1. In this worksheet we’re going to do some “order of magnitude differentiation”. Let’s start off with a simple example that is completely unrelated to stellar structure:

(a) The velocity of a particle is $v = \alpha t^2$ where $\alpha$ is a constant, and we want to find the scaling of position with time. First write down the equation in the form of a differential equation for x, the position. Next, we are going to say that $dx \approx \Deltax \sim x$ and $dt \approx \Delta t \sim t$ . In English: “$dx$ is approximately the change in x, which scales as x.” Now it should be easy to show the scaling of x with t. What is the form of this scaling relationship?

(b) So you are probably saying to yourself, “This doesn’t feel right mathematically. How can you treat differential quantities with such disdain?!” But this is a simple differential equation, so you can actually integrate it. What do you get? How does it compare to your scaling relationship?

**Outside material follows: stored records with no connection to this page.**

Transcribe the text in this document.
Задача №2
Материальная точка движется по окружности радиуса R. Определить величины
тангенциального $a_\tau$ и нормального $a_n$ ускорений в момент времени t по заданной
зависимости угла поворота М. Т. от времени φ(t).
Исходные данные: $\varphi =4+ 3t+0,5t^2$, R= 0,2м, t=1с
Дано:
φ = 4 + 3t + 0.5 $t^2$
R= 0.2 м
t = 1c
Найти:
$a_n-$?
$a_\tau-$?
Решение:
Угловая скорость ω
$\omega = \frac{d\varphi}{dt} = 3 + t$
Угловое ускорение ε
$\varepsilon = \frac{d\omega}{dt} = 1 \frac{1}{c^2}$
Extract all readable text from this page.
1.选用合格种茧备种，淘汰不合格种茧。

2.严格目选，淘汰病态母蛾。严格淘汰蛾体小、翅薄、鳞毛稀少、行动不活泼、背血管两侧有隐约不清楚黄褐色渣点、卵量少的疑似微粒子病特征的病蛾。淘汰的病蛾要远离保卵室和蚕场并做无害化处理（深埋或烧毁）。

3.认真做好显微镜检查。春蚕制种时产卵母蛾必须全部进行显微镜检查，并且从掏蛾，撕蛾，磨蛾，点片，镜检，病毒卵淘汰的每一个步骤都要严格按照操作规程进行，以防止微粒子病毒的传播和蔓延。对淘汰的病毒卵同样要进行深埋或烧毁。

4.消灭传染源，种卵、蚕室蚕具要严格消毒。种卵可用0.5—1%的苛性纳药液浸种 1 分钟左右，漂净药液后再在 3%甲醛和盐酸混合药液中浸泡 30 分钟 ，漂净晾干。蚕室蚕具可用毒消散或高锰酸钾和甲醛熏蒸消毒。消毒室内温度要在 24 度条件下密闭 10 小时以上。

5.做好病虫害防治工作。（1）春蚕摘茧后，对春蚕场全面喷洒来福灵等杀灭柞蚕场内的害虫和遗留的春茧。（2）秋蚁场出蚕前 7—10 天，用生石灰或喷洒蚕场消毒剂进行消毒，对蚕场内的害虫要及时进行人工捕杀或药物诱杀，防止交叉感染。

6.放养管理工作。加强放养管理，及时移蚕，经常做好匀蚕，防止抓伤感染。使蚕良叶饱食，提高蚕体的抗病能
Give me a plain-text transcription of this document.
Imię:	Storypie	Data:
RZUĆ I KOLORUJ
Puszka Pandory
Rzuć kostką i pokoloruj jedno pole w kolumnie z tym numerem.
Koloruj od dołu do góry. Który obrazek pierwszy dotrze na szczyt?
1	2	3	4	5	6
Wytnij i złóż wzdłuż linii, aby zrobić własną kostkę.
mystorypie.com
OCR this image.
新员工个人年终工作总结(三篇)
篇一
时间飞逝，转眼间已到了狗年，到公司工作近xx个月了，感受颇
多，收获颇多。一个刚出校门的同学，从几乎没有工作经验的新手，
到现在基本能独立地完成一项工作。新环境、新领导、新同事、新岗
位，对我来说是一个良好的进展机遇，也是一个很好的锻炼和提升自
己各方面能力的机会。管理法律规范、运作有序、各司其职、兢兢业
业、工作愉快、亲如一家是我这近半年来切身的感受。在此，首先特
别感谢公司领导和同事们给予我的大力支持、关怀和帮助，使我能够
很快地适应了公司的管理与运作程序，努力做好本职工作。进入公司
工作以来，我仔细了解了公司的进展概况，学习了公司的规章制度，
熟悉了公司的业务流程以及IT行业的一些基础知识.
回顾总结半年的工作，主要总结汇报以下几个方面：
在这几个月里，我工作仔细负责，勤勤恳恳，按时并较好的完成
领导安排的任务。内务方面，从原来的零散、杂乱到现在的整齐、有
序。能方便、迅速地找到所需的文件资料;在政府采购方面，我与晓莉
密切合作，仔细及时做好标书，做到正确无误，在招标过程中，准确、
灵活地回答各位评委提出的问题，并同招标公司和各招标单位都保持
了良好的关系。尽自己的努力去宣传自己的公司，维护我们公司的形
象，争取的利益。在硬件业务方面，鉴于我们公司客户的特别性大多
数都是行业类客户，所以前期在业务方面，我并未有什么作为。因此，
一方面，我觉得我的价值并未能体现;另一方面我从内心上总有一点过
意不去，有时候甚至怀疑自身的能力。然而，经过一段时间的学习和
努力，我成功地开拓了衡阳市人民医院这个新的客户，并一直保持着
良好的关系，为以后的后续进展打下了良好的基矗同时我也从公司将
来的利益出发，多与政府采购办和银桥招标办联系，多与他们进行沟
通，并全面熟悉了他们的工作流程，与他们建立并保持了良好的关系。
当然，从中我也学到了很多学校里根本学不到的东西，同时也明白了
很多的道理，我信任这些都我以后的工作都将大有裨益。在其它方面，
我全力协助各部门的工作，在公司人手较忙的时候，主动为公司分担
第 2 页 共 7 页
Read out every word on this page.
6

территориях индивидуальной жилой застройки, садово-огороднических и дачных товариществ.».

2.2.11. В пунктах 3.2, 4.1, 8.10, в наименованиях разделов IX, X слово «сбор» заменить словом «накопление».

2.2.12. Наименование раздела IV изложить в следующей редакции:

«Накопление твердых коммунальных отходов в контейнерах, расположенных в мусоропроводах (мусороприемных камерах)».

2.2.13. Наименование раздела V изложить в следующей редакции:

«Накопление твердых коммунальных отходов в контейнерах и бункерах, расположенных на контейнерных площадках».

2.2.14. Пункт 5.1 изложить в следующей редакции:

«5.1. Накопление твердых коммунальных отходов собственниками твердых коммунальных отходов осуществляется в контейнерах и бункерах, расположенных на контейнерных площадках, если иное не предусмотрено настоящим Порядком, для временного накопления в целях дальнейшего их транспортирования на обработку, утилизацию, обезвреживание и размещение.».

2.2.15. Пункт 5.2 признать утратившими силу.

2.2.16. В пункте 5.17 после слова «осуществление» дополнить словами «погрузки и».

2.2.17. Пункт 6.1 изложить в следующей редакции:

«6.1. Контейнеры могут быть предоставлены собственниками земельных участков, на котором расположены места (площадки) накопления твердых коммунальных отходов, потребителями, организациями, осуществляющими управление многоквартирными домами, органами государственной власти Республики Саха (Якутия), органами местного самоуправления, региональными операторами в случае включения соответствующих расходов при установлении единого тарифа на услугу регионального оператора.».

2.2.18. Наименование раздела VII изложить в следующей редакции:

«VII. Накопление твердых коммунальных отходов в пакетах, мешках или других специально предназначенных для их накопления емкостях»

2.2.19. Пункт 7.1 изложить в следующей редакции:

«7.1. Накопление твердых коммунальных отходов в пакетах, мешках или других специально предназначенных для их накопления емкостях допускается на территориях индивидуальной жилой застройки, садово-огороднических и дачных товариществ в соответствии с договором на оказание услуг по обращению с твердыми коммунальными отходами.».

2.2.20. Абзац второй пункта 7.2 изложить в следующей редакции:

a. This system of mathematics fairly similar to the “squiggle math” we had worked with on a previous occasion, in the sense we are establishing the simple relationships and the way different aspects scale with one another in an equation. This is the case of a standard velocity equation with a constant: $$v = \alpha t^2,$$ and if we were to describe velocity in terms of the differentiated form of position, we see that:   $$\frac{dx}{dt} = \alpha t^2 ,$$ and as such becomes a description of the relationship once we “integrate” to find the scaling relationship of the true position, not the change in it: $$\frac{x}{t} \sim \alpha t^2 ,$$ therefore:   $$x \sim \alpha t^3,$$ and equivalently: $$x \propto t^3,$$ which is the scaling relationship we were looking for.  

b. However, we could to this calculation precisely, finding the correct proportionality and scaling factors of the equation we solved a minute ago: $$\frac{dx}{dt} = \alpha t^2 ,$$ we separate the variables: $$dx = \alpha t^2 dt,$$ and integrate using simple integration limits: $$\int^x _0 dx = \int^t _ \alpha t^2 dt$$ $$x = \alpha \frac{1}{3} t^3 ,$$ and now we see that the scaling relationship of the previous problem is perfectly sensible, and with the correct integration we may find the precise scaling factors which make the equation precise:   $$x = \frac{a}{3} t^3$$ $$x \propto t^3.$$